As we come up on Presidents Day Weekend and Week, it is a good time to reflect on the record of the most outstanding Republican Presidents, and how they made great investments in infrastructure, in many ways their greatest contribution.
Abraham Lincoln made the building of the transcontinental railroad a high priority, although the Civil War slowed up the completion of the project, the finishing of the Union Pacific Railroad, to the year 1869, four years after his death. He saw the transcontinental railroad as a promoter of economic growth, and to make America truly a nation unified by a massive transportation system.
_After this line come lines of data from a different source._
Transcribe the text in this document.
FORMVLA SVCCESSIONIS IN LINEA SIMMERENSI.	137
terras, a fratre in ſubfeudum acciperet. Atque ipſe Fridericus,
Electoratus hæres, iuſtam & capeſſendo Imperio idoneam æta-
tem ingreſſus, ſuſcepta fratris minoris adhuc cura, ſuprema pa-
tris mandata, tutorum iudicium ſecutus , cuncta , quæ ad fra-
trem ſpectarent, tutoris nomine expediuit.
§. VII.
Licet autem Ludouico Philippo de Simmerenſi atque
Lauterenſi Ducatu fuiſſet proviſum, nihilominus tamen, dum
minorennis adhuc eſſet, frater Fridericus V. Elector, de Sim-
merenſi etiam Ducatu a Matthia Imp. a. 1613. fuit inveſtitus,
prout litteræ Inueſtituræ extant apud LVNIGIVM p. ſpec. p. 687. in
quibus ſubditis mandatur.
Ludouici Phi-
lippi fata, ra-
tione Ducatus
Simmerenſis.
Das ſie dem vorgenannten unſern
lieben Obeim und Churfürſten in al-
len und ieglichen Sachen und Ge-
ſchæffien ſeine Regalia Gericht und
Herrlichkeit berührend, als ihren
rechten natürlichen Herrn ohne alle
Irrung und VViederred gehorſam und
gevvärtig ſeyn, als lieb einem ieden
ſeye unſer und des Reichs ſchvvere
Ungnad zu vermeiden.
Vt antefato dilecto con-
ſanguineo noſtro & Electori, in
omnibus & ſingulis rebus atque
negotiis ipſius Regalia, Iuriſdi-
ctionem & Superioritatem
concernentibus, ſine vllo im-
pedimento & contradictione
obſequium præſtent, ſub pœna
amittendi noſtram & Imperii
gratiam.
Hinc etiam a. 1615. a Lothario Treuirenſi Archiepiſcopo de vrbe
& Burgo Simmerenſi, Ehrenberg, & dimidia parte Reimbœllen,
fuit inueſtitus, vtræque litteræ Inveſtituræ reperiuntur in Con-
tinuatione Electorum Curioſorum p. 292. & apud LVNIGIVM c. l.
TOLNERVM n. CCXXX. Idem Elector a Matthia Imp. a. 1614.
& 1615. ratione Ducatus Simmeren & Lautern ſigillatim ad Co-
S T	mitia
Dwight D. Eisenhower saw the importance of the development of the Interstate Highway System, and committed to it in the 1950s, as a way to promote economic growth and national security, and the continuous expansion of that system is a testimony to his commitment to this greatest of all public works projects.
Theodore Roosevelt saw the preservation of the environment through the building of a great national park system as good for the unity and growth of the nation, and he presided over the quadrupling of the our parks and other nature sites as the long range commitment to our future, as a nation which cared about its natural resources and respected the significance of nature.
Each of these three greatest Republican Presidents, about 40-50 years apart in their Presidencies, made a contribution to the future of our nation which cannot be measured by normal parameters. No wonder they are ranked as among the top ten Presidents in polls of intelligent observers of the office of the American Presidency!